2 messages · Matthias Kohl, Martin Maechler

#
Hello,

by checking the precision of a convolution algorithm, we found the 
following "inexactness":
We work with R Version 1.8.1 (2003-11-21) on Windows systems (NT, 2000, 
XP).

Try the code:
## Kolmogorov distance between two methods to
## determine P(Poisson(lambda)<=x)
Kolm.dist <- function(lam, eps){
  x <- seq(0,qpois(1-eps, lambda=lam), by=1)
  max(abs(ppois(x, lambda=lam)-cumsum(dpois(x, lambda=lam))))
}
erg<-optimize(Kolm.dist, lower=900, upper=1000, maximum=TRUE, eps=1e-15)
erg

Kolm1.dist <- function(lam, eps){
  x <- seq(0,qpois(1-eps, lambda=lam), by=1)
  which.max(abs(ppois(x, lambda=lam)-cumsum(dpois(x, lambda=lam))))
}
Kolm1.dist(lam=erg$max, eps=1e-15)

So for lambda=977.8 and x=1001 we get a distance of about 5.2e-06.
(This inexactness seems to hold for all lambda values greater than about 
900.)

BUT, summing about 1000 terms of exactness around 1e-16,
we would expect an error of order 1e-13.

We suspect algorithm AS 239 to cause that flaw.
Do you think this could cause other problems apart from
that admittedly extreme example?

Thanks for your attention!
Matthias
#
Matthias> Hello, by checking the precision of a convolution
    Matthias> algorithm, we found the following "inexactness":
    Matthias> We work with R Version 1.8.1 (2003-11-21) on
    Matthias> Windows systems (NT, 2000, XP).

    Matthias> Try the code:

    Matthias> So for lambda=977.8 and x=1001 we get a distance
    Matthias> of about 5.2e-06.  (This inexactness seems to hold
    Matthias> for all lambda values greater than about 900.)
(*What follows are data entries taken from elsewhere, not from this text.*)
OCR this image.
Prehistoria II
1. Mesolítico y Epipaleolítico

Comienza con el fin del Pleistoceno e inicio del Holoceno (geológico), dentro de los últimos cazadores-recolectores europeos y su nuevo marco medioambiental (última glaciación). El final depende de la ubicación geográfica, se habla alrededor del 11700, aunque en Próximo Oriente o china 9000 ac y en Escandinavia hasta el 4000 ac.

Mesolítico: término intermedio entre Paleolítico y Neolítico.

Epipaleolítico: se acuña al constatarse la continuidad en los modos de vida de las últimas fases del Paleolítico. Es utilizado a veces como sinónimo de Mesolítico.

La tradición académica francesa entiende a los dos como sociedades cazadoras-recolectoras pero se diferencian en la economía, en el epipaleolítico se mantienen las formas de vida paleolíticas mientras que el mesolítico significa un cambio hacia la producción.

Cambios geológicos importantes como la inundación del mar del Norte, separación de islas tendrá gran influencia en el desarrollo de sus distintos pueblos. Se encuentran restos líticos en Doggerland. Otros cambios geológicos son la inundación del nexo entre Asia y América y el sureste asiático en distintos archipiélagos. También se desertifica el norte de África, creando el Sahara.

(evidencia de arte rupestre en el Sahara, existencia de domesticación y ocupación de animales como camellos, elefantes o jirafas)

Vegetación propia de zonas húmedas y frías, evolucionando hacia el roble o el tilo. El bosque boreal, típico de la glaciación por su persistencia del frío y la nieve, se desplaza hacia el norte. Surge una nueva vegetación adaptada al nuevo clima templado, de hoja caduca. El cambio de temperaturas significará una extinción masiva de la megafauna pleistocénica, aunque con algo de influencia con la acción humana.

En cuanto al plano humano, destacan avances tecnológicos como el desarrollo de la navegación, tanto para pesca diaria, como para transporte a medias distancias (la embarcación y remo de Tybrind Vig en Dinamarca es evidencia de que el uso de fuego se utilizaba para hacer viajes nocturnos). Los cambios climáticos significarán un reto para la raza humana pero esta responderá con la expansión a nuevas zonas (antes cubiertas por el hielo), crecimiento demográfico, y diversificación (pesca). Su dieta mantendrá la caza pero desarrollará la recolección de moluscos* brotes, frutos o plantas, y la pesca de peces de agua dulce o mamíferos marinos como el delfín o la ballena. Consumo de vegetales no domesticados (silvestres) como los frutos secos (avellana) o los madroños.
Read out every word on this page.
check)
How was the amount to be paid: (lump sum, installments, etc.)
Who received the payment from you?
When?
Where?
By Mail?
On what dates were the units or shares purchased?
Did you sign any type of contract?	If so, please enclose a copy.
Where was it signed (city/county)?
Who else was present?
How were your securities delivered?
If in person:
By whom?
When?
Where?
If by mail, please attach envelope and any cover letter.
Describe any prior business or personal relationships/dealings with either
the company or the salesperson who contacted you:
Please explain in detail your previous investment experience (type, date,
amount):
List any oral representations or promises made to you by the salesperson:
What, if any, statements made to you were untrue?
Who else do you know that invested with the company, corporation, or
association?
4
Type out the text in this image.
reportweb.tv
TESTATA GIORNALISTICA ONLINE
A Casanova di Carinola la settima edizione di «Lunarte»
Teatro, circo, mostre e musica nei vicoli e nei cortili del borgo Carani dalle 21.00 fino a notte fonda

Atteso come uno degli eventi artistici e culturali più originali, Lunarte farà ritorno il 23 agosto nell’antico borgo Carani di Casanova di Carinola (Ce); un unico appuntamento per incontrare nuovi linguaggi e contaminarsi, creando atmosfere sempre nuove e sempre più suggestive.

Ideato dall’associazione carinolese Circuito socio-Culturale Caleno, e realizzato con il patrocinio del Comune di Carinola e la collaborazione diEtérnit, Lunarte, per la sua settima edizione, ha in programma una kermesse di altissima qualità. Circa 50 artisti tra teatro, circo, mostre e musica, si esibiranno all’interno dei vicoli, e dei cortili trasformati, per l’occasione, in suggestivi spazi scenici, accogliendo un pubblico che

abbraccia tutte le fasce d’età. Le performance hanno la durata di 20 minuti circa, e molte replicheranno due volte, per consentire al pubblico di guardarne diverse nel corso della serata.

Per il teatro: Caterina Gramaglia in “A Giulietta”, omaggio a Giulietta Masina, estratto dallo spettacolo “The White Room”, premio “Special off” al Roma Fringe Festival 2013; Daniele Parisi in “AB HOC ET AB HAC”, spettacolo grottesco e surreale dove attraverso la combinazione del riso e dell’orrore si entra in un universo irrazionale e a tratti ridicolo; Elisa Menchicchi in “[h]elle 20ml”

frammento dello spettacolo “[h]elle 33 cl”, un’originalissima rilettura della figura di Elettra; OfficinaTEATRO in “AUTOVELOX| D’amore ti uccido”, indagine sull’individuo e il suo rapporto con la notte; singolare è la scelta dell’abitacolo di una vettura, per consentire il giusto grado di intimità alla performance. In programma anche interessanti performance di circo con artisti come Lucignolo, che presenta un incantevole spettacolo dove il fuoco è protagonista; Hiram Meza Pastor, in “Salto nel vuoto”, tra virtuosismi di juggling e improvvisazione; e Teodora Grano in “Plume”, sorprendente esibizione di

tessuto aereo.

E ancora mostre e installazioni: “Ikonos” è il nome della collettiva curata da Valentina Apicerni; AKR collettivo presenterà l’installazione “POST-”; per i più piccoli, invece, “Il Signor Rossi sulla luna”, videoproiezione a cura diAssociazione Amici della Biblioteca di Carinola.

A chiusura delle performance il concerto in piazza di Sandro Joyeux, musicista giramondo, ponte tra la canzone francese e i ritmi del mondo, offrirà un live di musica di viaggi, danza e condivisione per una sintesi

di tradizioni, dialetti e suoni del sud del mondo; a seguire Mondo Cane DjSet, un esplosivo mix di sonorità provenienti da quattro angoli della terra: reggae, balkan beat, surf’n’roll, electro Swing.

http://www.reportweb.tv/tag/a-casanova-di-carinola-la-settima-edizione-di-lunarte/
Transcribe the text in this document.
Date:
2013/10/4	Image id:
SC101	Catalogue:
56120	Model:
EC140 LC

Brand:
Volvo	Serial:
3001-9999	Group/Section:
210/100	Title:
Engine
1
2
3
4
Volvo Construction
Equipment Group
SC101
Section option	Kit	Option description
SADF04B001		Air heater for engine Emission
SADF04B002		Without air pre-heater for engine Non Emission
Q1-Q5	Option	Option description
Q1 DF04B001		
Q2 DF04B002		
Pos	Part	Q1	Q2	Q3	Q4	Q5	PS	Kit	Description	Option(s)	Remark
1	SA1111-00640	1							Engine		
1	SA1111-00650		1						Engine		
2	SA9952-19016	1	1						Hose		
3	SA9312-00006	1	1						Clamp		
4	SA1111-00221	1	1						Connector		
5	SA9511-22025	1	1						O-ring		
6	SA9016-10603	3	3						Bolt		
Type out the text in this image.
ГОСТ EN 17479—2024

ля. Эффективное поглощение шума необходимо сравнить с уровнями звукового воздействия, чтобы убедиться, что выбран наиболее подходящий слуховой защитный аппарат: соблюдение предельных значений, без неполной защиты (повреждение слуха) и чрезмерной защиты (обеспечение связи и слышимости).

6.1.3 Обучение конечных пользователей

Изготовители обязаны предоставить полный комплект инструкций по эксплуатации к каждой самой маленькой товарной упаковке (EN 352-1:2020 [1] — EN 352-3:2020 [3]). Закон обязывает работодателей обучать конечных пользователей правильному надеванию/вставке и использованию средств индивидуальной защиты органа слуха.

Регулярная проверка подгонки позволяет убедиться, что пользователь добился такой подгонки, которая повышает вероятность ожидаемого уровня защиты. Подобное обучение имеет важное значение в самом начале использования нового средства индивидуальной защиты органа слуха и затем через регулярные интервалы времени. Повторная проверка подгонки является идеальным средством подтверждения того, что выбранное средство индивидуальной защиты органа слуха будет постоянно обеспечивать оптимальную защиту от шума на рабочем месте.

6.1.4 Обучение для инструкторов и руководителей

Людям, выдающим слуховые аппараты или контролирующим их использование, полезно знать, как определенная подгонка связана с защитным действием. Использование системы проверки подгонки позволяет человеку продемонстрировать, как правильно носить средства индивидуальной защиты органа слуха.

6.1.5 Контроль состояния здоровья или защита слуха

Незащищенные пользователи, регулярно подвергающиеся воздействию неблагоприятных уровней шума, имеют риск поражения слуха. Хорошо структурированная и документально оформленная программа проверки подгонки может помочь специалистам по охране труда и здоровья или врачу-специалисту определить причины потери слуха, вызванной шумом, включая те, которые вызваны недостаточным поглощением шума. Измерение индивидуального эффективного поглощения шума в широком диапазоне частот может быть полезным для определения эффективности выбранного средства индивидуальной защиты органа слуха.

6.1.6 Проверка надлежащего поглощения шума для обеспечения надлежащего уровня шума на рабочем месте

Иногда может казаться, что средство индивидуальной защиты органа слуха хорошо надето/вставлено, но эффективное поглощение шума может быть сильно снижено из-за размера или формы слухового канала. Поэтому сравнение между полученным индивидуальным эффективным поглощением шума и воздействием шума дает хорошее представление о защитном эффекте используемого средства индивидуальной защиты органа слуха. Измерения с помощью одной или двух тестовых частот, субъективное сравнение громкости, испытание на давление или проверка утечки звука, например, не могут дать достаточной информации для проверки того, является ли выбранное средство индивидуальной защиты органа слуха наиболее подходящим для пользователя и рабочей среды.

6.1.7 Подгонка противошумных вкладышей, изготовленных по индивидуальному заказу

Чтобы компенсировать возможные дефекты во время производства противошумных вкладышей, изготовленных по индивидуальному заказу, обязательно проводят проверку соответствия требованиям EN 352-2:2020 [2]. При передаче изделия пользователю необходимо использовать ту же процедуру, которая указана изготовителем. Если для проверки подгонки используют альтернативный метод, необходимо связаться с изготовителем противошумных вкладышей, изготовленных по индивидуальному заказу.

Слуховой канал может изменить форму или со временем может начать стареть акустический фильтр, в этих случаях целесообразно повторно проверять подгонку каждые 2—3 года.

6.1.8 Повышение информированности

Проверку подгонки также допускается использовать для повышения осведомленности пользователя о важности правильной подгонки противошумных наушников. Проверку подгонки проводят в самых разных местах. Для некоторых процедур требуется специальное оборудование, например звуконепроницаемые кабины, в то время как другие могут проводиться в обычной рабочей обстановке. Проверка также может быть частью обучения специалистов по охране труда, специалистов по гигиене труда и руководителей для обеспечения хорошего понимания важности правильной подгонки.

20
    Matthias> BUT, summing about 1000 terms of exactness around 1e-16,
    Matthias> we would expect an error of order 1e-13.

    Matthias> We suspect algorithm AS 239 to cause that flaw.

correct.   Namely, because

 ppois(x, lambda, lower_tail, log_p) :=  
    pgamma(lambda, x + 1, 1., !lower_tail, log_p)

and pgamma(x, alph, scale) uses AS 239, currently. 
So this thread is really about the precision of R's current pgamma().

In your example, (x = 977.8, alph = 1002, scale=1) and 
in pgamma.c,
    alphlimit = 1000;
and later

    /* use a normal approximation if alph > alphlimit */
    if (alph > alphlimit) {
	pn1 = sqrt(alph) * 3. * (pow(x/alph, 1./3.) + 1. / (9. * alph) - 1.);
	return pnorm(pn1, 0., 1., lower_tail, log_p);
    }

So, we could conceivably 
improve the situation by increasing `alphlimit'.
Though, I don't see a real need for this (and it will cost CPU
cycles in these cases).

    Matthias> Do you think this could cause other problems apart
    Matthias> from that admittedly extreme example?

no, I don't think.  Look at

  > lam <- 977.8
  > (p1 <- ppois(1001, lam))
  [1] 0.77643705
  > (p2 <- sum(dpois(0:1001, lam)))
  [1] 0.77643187

Can you imagine a situation where this difference matters?

    Matthias> Thanks for your attention!
You're welcome.

Martin Maechler <maechler at stat.math.ethz.ch>	http://stat.ethz.ch/~maechler/
Seminar fuer Statistik, ETH-Zentrum  LEO C16	Leonhardstr. 27
ETH (Federal Inst. Technology)	8092 Zurich	SWITZERLAND
phone: x-41-1-632-3408		fax: ...-1228			<><